Defense budget authorities from 2003 through 2021 are compared using data from the Office of Management and Budget, Department of Defense, Congressional Budget Office (CBO) August 2011 Budget and Economic Outlook, and the Budget Control Act of 2011.
The budget authorities projected below (yellow and red lines) exclude past and future funding for military operations in Afghanistan, Iraq, or elsewhere. The yellow line represents projected national defense budget authority without sequester cuts, and the red line represents this metric incorporating the sequester cuts. Leaving inflation aside, military spending will grow by about 10 percent as opposed to the 18 percent without the cuts. Adjusting for inflation, sequester cuts would bring the military’s purchasing power to 2007 levels—a year when no one was complaining of devastatingly low levels of spending.

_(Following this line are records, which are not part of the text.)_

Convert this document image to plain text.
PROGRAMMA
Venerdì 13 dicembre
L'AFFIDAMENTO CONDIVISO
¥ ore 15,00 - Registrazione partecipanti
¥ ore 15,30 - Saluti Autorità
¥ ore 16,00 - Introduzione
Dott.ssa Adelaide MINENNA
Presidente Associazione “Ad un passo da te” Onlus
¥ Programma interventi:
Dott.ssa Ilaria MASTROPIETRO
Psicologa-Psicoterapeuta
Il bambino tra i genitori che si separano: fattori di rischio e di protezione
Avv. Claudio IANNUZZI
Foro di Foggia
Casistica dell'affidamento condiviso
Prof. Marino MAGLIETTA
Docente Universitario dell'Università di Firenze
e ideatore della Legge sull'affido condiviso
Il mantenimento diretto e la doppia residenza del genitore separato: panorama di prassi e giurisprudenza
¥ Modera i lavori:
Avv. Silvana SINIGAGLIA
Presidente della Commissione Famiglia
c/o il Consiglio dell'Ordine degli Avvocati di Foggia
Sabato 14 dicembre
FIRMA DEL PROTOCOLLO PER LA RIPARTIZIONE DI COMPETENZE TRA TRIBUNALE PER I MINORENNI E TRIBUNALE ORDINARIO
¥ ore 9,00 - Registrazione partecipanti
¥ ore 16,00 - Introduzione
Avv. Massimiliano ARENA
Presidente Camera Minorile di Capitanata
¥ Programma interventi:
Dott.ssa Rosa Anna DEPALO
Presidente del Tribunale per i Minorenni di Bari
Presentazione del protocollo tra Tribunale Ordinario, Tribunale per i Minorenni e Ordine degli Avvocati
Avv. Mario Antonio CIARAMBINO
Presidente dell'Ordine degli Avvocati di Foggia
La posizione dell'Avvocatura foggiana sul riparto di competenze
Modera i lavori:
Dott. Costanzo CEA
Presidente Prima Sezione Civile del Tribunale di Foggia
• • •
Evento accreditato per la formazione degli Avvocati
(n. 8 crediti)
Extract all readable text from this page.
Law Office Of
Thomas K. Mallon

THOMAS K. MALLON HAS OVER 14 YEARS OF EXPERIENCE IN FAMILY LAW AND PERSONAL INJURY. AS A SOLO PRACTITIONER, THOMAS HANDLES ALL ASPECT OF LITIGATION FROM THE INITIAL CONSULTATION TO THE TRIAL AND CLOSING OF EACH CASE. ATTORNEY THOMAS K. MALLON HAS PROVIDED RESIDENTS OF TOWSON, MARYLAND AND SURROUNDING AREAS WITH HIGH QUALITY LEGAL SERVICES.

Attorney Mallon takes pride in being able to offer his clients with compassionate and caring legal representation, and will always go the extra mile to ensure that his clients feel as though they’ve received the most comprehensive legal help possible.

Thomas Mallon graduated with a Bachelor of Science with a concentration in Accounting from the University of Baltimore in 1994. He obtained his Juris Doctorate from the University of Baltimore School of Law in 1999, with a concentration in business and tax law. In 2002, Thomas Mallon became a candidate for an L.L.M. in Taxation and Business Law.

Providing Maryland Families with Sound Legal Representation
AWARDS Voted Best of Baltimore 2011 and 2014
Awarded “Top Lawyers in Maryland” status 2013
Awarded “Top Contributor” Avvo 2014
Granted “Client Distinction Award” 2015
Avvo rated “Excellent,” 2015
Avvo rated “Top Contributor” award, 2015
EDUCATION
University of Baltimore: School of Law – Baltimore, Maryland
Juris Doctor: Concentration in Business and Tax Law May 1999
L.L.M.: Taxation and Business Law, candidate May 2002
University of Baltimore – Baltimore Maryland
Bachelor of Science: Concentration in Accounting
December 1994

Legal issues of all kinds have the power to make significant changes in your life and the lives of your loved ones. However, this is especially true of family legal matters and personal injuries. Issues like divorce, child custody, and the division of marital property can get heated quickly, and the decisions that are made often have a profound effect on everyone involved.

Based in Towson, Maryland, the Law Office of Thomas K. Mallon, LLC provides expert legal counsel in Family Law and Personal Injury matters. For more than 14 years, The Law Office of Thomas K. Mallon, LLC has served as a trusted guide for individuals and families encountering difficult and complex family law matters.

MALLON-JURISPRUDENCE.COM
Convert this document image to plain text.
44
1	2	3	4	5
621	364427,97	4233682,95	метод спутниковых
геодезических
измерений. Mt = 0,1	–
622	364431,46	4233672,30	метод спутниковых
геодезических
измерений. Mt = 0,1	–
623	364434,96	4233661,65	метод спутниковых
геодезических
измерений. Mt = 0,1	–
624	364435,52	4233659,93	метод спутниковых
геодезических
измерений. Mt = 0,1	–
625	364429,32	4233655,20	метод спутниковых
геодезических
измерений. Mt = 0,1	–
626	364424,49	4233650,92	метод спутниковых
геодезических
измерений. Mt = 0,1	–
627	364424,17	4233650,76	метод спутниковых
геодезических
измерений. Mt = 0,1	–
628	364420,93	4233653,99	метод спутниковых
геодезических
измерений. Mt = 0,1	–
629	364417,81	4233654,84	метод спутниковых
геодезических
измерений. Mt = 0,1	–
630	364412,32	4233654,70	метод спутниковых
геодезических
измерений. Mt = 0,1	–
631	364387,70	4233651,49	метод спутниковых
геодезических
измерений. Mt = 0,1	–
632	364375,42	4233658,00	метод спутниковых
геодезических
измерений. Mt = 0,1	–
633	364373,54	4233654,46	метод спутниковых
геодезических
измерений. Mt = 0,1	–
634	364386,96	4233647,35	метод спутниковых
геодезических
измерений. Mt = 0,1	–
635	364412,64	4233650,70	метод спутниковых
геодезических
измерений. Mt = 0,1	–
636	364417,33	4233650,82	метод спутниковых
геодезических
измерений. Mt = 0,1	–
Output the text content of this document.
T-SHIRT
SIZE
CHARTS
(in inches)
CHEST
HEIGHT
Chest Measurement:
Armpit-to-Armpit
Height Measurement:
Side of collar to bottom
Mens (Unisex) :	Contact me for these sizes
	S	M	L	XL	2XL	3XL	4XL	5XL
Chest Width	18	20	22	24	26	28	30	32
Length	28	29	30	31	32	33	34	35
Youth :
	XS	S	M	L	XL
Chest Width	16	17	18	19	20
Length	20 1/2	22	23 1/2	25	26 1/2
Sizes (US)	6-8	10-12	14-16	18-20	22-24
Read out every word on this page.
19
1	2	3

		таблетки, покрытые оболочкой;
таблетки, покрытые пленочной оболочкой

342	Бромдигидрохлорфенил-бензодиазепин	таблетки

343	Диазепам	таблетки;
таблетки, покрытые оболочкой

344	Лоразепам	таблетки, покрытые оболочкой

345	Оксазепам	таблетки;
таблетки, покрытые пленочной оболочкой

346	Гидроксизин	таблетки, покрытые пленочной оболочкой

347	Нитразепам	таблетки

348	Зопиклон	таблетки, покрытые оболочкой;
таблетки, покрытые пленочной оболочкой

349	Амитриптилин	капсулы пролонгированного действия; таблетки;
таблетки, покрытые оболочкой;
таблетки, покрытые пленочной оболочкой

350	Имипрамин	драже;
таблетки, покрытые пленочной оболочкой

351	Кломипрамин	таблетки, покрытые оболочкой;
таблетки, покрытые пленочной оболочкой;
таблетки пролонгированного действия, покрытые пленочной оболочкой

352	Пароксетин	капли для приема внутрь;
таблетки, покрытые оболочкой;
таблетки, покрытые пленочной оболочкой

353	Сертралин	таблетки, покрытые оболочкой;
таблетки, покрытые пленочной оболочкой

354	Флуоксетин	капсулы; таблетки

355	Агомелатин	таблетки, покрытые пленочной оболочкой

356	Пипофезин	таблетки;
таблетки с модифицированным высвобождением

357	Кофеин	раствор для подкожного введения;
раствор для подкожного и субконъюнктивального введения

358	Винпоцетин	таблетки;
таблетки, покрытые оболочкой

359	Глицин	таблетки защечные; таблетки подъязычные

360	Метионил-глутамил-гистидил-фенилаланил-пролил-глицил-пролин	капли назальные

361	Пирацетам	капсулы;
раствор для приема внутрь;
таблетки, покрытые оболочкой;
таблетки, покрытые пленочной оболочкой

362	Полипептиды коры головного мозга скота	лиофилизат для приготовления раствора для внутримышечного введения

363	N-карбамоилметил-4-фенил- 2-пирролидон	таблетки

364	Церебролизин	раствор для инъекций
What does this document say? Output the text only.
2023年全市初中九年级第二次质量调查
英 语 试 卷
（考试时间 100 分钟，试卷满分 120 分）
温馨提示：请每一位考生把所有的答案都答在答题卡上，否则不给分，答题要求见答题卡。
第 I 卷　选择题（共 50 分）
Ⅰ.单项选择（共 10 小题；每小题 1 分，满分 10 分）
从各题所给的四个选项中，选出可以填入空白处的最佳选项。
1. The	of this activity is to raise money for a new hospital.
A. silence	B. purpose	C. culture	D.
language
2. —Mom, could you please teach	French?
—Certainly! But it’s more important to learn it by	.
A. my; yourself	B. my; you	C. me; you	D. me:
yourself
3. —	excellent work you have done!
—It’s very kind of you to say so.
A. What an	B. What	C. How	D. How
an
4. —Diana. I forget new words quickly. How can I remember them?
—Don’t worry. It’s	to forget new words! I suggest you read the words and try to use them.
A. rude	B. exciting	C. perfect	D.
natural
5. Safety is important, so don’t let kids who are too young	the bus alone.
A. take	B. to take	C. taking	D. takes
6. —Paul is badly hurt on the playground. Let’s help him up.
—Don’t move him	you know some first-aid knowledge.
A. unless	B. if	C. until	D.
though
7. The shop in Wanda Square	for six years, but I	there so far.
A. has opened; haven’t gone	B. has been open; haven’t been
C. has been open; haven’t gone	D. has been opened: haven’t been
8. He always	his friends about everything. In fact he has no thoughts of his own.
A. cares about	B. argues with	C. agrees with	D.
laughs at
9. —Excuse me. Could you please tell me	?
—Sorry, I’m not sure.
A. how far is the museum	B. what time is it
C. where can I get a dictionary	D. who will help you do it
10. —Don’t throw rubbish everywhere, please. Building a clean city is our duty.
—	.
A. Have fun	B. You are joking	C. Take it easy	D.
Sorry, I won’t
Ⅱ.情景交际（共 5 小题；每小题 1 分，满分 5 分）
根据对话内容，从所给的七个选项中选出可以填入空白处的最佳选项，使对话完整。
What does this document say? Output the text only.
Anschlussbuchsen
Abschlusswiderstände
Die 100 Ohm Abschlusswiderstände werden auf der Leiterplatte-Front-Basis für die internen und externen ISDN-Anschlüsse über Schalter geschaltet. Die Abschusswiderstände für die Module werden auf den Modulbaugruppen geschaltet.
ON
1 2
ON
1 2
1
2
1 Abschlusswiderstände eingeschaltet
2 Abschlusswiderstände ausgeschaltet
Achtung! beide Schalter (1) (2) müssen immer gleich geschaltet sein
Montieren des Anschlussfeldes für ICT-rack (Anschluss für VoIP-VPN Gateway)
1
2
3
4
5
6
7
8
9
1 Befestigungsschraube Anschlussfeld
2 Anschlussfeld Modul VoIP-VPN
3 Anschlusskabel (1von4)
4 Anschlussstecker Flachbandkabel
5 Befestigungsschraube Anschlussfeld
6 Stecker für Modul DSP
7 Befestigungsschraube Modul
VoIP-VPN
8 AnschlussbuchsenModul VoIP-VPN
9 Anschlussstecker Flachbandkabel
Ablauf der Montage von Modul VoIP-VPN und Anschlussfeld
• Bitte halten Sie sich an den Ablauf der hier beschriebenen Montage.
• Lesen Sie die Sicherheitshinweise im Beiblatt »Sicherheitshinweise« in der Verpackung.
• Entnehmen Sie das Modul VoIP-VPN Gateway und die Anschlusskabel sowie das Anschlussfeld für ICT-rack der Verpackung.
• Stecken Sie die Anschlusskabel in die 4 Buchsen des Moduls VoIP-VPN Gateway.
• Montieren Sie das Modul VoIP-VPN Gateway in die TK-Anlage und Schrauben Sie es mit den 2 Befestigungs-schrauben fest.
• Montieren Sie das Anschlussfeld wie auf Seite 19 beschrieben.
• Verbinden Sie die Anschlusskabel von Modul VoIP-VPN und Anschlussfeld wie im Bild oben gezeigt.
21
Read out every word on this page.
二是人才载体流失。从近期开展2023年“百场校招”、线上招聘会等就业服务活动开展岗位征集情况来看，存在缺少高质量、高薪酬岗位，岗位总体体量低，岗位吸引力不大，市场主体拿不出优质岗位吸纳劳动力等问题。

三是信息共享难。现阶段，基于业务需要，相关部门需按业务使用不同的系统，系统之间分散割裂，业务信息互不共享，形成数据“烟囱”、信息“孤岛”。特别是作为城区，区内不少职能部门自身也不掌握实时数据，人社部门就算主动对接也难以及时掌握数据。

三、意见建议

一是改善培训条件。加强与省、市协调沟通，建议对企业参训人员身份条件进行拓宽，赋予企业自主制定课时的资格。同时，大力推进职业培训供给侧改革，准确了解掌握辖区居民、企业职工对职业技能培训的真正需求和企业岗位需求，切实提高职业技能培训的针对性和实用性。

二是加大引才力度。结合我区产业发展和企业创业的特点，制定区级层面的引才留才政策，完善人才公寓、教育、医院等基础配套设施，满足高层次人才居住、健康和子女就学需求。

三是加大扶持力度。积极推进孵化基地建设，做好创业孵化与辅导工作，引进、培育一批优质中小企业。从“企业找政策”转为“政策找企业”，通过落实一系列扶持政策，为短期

Note that this chart shows defense budget authority, or departments’ and agencies’ legal authority to spend. This metric is distinct from budget outlays, which represent actual spending amounts. Importantly, if history is any indication, national defense outlays will be higher (in budgets both with and without sequester cuts) than the budget authorities represented in this chart. According to the CBO, total defense outlays between 2012 and 2021 will grow by 16 percent after the cuts, compared with 23 percent before them. If you exclude funding for the wars in Iraq and Afghanistan, there is 16 percent (versus 26 percent) growth in spending over the period.
It is important to note that simply comparing the yellow and red lines overstates the impact of sequestration—this comparison implies that if the supercommittee had managed to reach a deficit reduction package, this package would have left national defense spending untouched. However, the likelihood that defense spending would have been untouched in any compromise package is extremely small.
Assuming that lawmakers do not use budget gimmicks and the emergency spending process to prop up the defense budget, it is correct to say that sequester cuts will restrain military ambitions. Excluding war spending, and excluding all cuts that the supercommittee may have come up with as part of its reduction package, national defense spending was scheduled to total $5.3 trillion (yellow bar) over the 2013-2021 period. After the cuts, spending is projected to be $500 billion less, totaling $4.8 trillion (red bar). Based on the CBO alternative scenario, a minimum of $381 billion in war spending is likely to be added to the latter amount between 2013 and 2021.
Of course, $4.8 trillion is still a significant amount of money. But an important point is often lost in the debate: in spite of an initial reduction in 2013, nominal national defense spending will continue to grow (see chart).
What’s more, adjusted for inflation, defense spending will remain mostly flat. According to Todd Harrison of the Center for Strategic and Budgetary Assessments, after a cut in spending between 2012 and 2013, national defense will “grow by slightly more than the rate of inflation for the rest of the decade.”